Nous sommes convaincus qu’il existe d’importants collectionneurs au Royaume-Uni qui souhaiteraient avoir une relation plus privilégiée avec les maisons de vente aux enchères, mais pour l’heure ils ne savent pas véritablement à qui s’adresser. Mon rôle consistera en particulier à renouer des contacts avec ces personnes et à retrouver celles qui se situent en dehors de Londres. Le Royaume-Uni a toujours été doué pour dénicher des montres d’exception, en particulier des montres militaires, et nous tenons à nous assurer que les gens sachent que nous sommes à leur disposition.
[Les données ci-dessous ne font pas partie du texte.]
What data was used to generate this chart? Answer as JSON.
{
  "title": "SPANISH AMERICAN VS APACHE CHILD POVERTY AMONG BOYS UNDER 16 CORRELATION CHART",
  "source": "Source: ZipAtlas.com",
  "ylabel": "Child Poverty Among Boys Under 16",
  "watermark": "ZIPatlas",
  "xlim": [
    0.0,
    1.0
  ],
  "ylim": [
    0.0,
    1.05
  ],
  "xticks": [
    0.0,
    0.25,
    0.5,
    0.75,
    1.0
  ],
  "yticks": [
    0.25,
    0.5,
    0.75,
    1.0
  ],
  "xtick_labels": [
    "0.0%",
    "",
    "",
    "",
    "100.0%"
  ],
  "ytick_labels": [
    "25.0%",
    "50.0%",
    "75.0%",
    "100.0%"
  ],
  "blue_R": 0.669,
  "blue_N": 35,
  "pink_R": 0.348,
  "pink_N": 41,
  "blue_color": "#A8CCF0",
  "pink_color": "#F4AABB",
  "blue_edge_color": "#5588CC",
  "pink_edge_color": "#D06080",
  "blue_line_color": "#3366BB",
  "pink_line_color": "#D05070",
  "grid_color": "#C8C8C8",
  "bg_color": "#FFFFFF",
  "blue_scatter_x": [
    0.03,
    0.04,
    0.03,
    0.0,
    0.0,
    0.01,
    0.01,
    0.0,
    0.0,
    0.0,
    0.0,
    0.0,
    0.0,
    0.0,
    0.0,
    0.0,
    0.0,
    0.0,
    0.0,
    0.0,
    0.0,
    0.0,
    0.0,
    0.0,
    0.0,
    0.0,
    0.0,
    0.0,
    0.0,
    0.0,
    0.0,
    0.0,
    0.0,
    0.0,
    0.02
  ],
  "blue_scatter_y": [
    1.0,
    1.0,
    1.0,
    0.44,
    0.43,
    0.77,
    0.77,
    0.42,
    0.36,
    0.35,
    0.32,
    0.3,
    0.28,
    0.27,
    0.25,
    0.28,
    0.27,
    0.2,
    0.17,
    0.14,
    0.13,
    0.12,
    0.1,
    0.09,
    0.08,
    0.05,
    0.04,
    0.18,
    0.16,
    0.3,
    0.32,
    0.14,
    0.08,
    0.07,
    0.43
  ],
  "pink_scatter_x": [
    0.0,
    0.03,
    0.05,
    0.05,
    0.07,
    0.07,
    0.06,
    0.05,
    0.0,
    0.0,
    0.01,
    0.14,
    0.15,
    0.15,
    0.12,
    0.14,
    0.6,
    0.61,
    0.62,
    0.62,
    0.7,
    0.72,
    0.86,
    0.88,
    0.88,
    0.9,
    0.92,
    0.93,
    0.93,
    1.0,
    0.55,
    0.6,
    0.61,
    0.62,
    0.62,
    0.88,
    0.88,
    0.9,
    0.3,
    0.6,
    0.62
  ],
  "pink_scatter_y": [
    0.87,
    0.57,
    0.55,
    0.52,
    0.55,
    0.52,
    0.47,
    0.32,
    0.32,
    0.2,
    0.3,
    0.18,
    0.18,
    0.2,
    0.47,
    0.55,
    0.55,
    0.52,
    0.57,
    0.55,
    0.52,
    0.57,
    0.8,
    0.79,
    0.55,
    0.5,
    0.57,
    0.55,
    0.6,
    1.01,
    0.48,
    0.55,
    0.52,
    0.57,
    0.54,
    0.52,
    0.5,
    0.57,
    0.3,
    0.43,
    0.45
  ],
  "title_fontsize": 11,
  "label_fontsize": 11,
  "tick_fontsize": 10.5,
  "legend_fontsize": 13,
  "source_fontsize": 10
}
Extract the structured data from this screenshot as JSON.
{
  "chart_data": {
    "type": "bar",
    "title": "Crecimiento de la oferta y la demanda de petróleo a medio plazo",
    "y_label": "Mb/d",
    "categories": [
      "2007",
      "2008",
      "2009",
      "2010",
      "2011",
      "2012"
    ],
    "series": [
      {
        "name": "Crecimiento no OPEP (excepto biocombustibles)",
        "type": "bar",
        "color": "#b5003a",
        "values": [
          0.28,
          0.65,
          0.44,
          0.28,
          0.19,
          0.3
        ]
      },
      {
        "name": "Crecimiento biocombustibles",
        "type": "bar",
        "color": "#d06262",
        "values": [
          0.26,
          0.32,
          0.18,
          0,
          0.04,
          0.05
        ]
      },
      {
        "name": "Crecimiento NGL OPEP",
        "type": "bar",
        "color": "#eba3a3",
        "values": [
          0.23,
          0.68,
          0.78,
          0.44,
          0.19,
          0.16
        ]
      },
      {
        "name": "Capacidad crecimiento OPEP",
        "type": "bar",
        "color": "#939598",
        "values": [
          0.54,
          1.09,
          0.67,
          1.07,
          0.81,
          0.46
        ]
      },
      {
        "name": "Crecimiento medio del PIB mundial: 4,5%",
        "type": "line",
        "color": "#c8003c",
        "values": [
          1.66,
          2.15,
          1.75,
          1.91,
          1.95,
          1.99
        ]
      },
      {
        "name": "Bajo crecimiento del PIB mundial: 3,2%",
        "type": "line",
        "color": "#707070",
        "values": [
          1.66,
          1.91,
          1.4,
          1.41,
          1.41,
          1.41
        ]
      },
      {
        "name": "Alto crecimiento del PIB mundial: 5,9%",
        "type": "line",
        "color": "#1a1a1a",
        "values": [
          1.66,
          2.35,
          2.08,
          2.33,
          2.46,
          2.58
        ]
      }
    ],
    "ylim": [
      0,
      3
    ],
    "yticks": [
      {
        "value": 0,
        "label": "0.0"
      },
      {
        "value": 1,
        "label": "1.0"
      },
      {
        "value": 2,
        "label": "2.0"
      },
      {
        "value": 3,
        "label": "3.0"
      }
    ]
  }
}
Étant donné que vous êtes issu du monde des collectionneurs, quelles lacunes le marché du Royaume-Uni présente-t-il et comment comptez-vous y remédier ?
Au Royaume-Uni, de nombreux collectionneurs qui achètent traditionnellement des montres à complication Patek Philippe manifestent de l’intérêt pour les garde-temps vintage mais ne savent pas très bien par quel biais les acquérir. Habituellement, à Londres, ils se seraient rendus chez un revendeur, mais chez Phillips nous disposons d’une grande expérience avec des personnes comme Aurel Bacs et nous voulons transmettre ce savoir à notre marché de collectionneurs. Je considère le Royaume-Uni comme un marché extrêmement important en ce qui concerne les montres vintage en général. Nous voulons guider le collectionneur vers les montres vintage et les marques indépendantes, ce qui n’était pas le cas auparavant. Londres est une plateforme économique exceptionnelle et le Royaume-Uni va connaître une transition globale avec le Brexit. Nous sommes de ce fait résolus à accompagner les collectionneurs traditionnels pour les guider davantage vers l’univers du vintage.

Quelle approche devra être adoptée étant donné que le commerce de détail et les ventes aux enchères s’effectuent de plus en plus en ligne ?
Nous cherchons toujours à établir une relation personnelle avec nos clients. C’est pourquoi je cherche essentiellement à les aborder par des moyens traditionnels, tel que le contact direct au travers d’un panel d’événements que nous tenons à organiser dans nos bureaux de Berkeley Square. Ces événements ne se limiteront pas uniquement à la période du catalogue de vente aux enchères mais s’inscriront dans un programme sur 12 mois. De cette manière, les relations n’en seront que renforcées. Nos collaborateurs et nos montres sont notre plus grand atout et une fois que les personnes commenceront à l’apprécier nous pourrons aller de l’avant.

Comment allez-vous intégrer vos activités au calendrier des ventes aux enchères existant ?
La vente de gré à gré représente pour nous une activité à l’année. Notre objectif consiste donc avant tout à devenir un lieu pour les personnes qui souhaitent acheter et vendre des montres vintage. Si vous chercher un modèle Rolex rare pour compléter votre collection, vous devriez venir chez Philipps. Nous étoffons le calendrier avec des événements en juin, juillet et août, lorsque les gens sont en vacances. Nous préférons anticiper qu’attendre que les gens viennent vers nous. 

En tant que collectionneur, je pense qu’il n’y a pas pire que de recevoir un catalogue de vente aux enchères sans avoir de contact personnel. En tant que spécialistes, nous avons un regard unique sur les montres et, par conséquent, nous voulons pouvoir dire aux gens qu’ils sont toujours les bienvenus chez nous à Berkeley Square et que s’ils sont à la recherche de montres qui ne figurent pas dans le catalogue, il est possible que nous sachions également où les trouver.